Miton’s Andrew Jackson has delivered double the returns of the FTSE All Share since he took over the UK Value Opportunities fund on 1 July following the sudden departure of star manager duo Georgina Hamilton and George Godber.
The fund delivered 33.7 per cent in the one year Jackson has been at the helm compared to 16.8 per cent in the FTSE index.
The IA UK All Companies sector, where the fund ranks tenth out of 260, returned 20 per cent over the period.
Reflecting on his one year managing the fund, Jackson says the UK is more politically uncertain now than it was when he joined the the asset manager in the immediate aftermath of Brexit.
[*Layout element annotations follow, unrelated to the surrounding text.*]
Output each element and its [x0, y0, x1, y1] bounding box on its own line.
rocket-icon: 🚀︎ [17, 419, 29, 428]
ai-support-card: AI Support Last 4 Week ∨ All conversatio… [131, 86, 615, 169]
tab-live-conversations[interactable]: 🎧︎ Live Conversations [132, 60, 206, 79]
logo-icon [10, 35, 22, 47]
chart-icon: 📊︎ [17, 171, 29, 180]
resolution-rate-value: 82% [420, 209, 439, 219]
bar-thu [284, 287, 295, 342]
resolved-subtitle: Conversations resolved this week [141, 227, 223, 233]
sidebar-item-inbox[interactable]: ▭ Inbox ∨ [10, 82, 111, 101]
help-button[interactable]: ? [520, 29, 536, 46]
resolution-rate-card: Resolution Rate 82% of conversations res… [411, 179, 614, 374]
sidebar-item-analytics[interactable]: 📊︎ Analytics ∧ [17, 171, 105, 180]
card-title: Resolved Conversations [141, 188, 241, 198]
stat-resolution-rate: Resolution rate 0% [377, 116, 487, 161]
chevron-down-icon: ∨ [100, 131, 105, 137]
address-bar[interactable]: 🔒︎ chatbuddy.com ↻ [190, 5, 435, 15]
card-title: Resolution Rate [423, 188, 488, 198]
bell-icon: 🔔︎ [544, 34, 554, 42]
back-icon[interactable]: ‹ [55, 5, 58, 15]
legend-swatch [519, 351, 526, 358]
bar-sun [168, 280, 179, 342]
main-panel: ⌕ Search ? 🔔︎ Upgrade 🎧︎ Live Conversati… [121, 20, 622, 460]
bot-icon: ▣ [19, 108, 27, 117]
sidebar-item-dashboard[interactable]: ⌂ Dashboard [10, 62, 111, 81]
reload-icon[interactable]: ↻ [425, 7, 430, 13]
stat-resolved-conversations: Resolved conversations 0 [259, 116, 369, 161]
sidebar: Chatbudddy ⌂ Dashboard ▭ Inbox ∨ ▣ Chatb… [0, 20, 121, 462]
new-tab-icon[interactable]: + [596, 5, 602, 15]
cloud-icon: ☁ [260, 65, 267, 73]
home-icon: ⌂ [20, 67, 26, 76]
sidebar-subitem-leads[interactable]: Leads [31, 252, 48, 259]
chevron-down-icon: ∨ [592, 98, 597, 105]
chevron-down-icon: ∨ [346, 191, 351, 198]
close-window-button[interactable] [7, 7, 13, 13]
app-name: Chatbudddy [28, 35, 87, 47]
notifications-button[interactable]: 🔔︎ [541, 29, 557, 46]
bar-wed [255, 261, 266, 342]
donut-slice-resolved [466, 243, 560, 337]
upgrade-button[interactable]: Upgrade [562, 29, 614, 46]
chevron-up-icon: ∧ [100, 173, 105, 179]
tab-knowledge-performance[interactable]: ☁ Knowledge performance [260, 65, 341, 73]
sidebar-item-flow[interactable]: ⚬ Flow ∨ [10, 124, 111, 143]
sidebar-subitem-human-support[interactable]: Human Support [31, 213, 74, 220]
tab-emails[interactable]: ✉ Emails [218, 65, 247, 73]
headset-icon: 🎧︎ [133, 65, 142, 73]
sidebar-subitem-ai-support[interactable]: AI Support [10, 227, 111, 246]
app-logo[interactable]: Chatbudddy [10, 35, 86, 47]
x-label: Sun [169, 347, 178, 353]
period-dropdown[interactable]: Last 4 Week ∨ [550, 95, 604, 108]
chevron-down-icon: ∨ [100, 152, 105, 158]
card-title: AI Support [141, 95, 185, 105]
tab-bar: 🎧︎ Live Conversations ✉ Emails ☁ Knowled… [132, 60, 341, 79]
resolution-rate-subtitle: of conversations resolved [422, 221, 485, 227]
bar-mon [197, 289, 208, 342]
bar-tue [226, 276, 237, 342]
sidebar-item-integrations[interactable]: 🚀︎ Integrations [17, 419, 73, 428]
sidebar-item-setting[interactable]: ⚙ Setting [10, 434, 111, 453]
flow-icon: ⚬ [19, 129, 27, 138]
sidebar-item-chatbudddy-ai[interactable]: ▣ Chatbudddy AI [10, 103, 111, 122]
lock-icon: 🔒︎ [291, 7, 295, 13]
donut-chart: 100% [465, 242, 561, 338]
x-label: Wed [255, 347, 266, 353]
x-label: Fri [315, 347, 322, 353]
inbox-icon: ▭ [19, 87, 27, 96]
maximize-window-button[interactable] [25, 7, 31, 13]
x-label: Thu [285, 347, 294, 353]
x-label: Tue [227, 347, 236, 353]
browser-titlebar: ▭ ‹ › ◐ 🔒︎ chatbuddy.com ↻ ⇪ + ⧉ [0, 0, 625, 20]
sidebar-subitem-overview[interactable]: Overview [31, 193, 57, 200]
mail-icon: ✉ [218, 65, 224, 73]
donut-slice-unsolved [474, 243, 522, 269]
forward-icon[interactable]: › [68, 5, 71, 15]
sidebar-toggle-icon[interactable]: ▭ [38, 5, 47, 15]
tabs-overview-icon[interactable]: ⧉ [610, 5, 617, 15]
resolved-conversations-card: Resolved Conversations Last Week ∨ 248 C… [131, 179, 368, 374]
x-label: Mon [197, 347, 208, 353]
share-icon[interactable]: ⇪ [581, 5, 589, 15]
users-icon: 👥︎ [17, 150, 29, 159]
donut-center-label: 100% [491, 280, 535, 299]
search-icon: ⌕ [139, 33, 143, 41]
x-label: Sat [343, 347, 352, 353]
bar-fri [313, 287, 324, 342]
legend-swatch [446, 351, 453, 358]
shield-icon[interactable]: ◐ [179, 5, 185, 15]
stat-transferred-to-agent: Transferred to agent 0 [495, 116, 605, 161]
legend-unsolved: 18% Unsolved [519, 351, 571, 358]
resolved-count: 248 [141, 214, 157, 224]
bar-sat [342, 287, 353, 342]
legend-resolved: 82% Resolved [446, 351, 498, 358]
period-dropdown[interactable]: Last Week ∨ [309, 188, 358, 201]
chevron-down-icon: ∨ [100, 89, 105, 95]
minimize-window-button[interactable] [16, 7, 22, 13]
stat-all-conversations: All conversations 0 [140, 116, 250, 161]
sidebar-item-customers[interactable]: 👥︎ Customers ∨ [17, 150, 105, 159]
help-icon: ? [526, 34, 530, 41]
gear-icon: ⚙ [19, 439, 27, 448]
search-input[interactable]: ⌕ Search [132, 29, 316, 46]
Jackson also confirms that he has recently initiated a position in Capita following its “shocker” 2016.
Meanwhile, Hamilton launched the Polar UK Value Opportunities fund in January and was joined by Godber in April. It has returned 9.6 per cent since launch compared to 6.6 per cent in both the IA UK All Companies sector and FTSE All Share.
The Miton fund has delivered 14.1 per cent over the same period.
Jackson says almost half of the portfolio is made of companies introduced over the last 12 months.
“I arrived at Miton in the immediate aftermath of the Brexit vote, and it’s disappointing to say that we’re now in an even less certain position due to the outcome of Theresa May’s botched General Election.
“I tend to favour the strength of economic cycles to prevail over politics, but it now looks as though a year of political uncertainty might just be starting to catch up with domestic activity.
“That thinking is shaping the portfolio – favouring internationally biased over domestic opportunities – but there will come a time when the risk reward equation tips the other way.”
The fund still includes housebuilder Bellway, Jackson notes, but he says they are more enthusiastic by the outlook for companies with an “international flavour”, such as camera equipment maker Vitec.
The fund also added Capita to the portfolio in recent weeks.
“Once a darling growth stock, 2016 was a shocker with downgrades and a worrying level of debt. But a disposal plan to reduce debt and the subsequent sale of its fund administration service has provoked a sharp price increase.
“The stock was tarnished but not fatally wounded, and was not attracting analyst attention; the combination of a clear recovery plan, signs of stabilisation and balance sheet healing have prompted a rediscovery of enthusiasm.”
Jackson says they will continue to shape the portfolio on a stock-by-stock basis arguing “what’s bad for the economy isn’t necessarily bad for the market.”